Meeting of the Parliament 12 June 2025
I thank Alex Cole-Hamilton for the support that he has given to the Fornethy survivors, including on that visit with the women to Fornethy, which was an incredibly humbling and powerful experience. Alex Cole-Hamilton is right that that was part of that closure—however, we now need Glasgow City Council and the Scottish Government to step up to the mat to really give those women closure.
In September, the leader of Glasgow City Council offered what was a half-hearted apology at the end of a meeting, in an item of any other business. The women found out through the media. Senior council officers and the council leader continue to refuse to meet them and continue to refuse to offer a proper meaningful public apology. Instead, they circle the wagons, cover up and prioritise protecting the council over taking responsibility for why their predecessor authority failed to protect those wee girls.
Similarly, the Scottish Government has failed to take responsibility, putting barrier after barrier in the way of those women. In January 2023, the First Minister told the Education, Children and Young People Committee that it was possible for Fornethy survivors to be successful under the redress scheme, but the Government subsequently told the women that their records had been destroyed and that there was no evidence that they were at Fornethy. That was until the redress scheme made it clear that personal testimony is evidence. However, now, the Government says that they still will not qualify for the scheme because their care was short term and involved parents.

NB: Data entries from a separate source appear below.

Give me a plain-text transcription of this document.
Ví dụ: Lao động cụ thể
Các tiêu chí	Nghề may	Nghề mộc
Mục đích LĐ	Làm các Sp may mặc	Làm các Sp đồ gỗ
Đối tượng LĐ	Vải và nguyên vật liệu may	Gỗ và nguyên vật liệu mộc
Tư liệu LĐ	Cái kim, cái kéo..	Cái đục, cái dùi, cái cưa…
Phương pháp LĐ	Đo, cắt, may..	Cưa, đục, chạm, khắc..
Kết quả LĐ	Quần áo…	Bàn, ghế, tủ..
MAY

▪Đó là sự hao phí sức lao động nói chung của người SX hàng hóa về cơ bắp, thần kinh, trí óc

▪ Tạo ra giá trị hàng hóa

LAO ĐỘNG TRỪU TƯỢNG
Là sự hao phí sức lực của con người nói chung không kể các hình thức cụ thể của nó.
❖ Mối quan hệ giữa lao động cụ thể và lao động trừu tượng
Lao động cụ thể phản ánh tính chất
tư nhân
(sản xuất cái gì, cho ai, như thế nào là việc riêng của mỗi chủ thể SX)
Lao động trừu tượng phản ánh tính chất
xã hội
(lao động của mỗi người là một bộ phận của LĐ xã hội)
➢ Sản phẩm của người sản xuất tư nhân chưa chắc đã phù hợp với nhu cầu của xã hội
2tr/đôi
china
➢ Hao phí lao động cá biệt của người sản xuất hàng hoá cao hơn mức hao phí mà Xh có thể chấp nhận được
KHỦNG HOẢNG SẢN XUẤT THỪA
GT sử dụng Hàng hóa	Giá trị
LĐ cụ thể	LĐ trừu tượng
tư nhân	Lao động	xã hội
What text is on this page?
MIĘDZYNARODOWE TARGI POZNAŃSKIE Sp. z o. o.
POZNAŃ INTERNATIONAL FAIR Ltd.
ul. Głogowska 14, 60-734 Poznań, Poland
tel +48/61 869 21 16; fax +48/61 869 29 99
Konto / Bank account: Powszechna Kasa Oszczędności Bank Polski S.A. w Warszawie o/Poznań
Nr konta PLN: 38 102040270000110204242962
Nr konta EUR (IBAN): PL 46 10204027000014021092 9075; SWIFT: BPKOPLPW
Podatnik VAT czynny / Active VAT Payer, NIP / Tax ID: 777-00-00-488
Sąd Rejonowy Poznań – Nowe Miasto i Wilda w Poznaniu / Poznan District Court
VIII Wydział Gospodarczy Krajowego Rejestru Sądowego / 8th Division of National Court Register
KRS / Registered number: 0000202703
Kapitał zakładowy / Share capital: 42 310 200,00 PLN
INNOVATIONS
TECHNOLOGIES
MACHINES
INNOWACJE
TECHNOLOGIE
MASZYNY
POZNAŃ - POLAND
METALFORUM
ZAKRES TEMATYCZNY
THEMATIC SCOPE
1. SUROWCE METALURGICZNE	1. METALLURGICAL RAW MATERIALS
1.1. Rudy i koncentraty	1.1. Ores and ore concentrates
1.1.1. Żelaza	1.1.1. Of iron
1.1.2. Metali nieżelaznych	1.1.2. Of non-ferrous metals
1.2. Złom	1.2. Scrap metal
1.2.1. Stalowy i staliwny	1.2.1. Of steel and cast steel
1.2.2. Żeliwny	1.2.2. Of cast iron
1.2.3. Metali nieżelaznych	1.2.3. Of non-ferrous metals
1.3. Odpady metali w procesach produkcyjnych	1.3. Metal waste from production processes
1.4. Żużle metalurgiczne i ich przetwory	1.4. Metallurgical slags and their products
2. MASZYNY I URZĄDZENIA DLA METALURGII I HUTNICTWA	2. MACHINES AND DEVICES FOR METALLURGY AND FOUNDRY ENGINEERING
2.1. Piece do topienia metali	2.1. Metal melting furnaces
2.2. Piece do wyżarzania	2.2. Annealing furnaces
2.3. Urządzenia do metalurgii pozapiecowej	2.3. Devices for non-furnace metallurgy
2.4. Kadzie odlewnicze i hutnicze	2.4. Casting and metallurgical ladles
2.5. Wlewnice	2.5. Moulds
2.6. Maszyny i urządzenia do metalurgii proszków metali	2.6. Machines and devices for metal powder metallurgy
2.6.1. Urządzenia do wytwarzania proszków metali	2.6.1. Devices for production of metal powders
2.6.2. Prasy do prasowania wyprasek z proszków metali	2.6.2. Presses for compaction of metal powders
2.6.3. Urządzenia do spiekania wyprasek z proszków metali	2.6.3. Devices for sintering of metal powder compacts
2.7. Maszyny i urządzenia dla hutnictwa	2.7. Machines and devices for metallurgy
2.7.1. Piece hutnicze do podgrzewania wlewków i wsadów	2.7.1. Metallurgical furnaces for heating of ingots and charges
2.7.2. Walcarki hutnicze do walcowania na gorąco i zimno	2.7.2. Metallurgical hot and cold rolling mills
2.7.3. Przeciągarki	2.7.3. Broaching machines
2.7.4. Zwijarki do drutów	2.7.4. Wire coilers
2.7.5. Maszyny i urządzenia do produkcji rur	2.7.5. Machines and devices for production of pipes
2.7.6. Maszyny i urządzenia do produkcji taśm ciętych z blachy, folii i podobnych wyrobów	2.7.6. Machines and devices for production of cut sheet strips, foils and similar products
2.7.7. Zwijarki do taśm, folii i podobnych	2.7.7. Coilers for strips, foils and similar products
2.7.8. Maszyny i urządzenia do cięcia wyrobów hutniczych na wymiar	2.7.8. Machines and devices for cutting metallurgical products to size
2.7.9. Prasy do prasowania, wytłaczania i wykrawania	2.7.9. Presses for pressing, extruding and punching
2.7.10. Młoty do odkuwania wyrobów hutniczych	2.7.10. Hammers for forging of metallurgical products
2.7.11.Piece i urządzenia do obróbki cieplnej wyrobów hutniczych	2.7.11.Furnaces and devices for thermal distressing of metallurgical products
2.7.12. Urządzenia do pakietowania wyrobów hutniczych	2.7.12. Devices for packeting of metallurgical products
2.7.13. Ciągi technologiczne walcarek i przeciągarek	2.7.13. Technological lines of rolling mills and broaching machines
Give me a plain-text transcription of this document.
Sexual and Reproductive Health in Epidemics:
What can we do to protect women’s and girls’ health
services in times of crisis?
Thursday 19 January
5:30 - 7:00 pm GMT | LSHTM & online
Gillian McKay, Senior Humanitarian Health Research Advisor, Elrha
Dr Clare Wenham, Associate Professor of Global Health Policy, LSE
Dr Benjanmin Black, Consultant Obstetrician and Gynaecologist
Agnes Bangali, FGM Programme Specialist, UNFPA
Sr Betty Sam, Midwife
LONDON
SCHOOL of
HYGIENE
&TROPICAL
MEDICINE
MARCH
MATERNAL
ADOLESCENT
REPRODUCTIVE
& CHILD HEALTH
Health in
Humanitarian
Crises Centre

Those girls were sent to Fornethy by the state, not their parents. They were abused by staff who were employed by the state, and the state must take responsibility. Is the Government really saying to those women, “Your abuse was short term, so it doesn’t matter”? Are we really going to pit one abuse survivor against another? Is the Parliament really going to ignore the unanimous recommendation of the Citizen Participation and Public Petitions Committee, which called for the redress scheme to be extended, when we all know that abuse is abuse?
I know that the redress scheme is not the only thing that matters to those women and that many will never apply, but redress represents something—it represents recognition. The Government has chosen the redress scheme to be its formal acknowledgement of wrongdoing, its recognition of the lasting trauma and its acceptance that the state failed the victims of abuse. By denying Fornethy survivors meaningful access to the scheme, the state continues to fail them.
The women want the truth. They want to know why they were sent to Fornethy in the first place. They want to know why no one checked whether it was safe. They want to know why no one stopped the abuse year after year. The on-going public inquiry must get to the bottom of it but, let us be honest, it did not end with Fornethy. Even today, whistleblowers and victims are, too often, still met with silence when they raise serious child protection concerns. There is a culture of cover-up in public bodies, which are more focused on protecting reputations than on protecting children. There is a fundamental power imbalance: public bodies are marking their own homework, and have unlimited legal and financial resources that they unleash against the victims of abuse to defend the state against allegations.
While we consider the Fornethy petition, we should acknowledge another one that is under the consideration of the petitions committee: petition PE1979. Once again, the Government has dismissed it. It dismisses the petition’s call for an independent national whistleblowing office for children and education services, for independent investigations into unresolved allegations and to close the gaps in the child abuse inquiry. Whistleblowers are ignored, victims are ignored and public bodies are protected—that is the reality of child protection in Scotland today.
The tragic human cost of child abuse is incalculable—lost childhoods and lasting trauma. As a society, nothing should be more important than safeguarding our children. However, Fornethy and countless other failures by the state expose the brutal truth that we are failing victims again and again, every single day.
I began with the words of the Fornethy women. Let me end with some more:
“It only takes one event, one day, to change your world view forever—and the lasting trauma that brings. Are we not worthy because we were abused only for a short period?”
I say to the women who are in the public gallery today: you are worthy. You are owed a full and meaningful public apology. You deserve compensation. You deserve the truth. You deserve justice. I say to Glasgow City Council and the Scottish Government that those women are not going anywhere. They are strong and determined. Platitudes and warm words will not cut it any more.
I want the Deputy First Minister to see not just the women who are sitting in the public gallery today but the five-year-olds, six-year-olds, seven-year-olds, eight-year-olds and nine-year-olds—the wee girls who suffered abuse at Fornethy. It is time that we did the right thing. It is time to restore their trust. It is time to show every survivor of child abuse that they are believed, they are valued and they will be heard. If there is no justice, there will be no peace. [Applause.]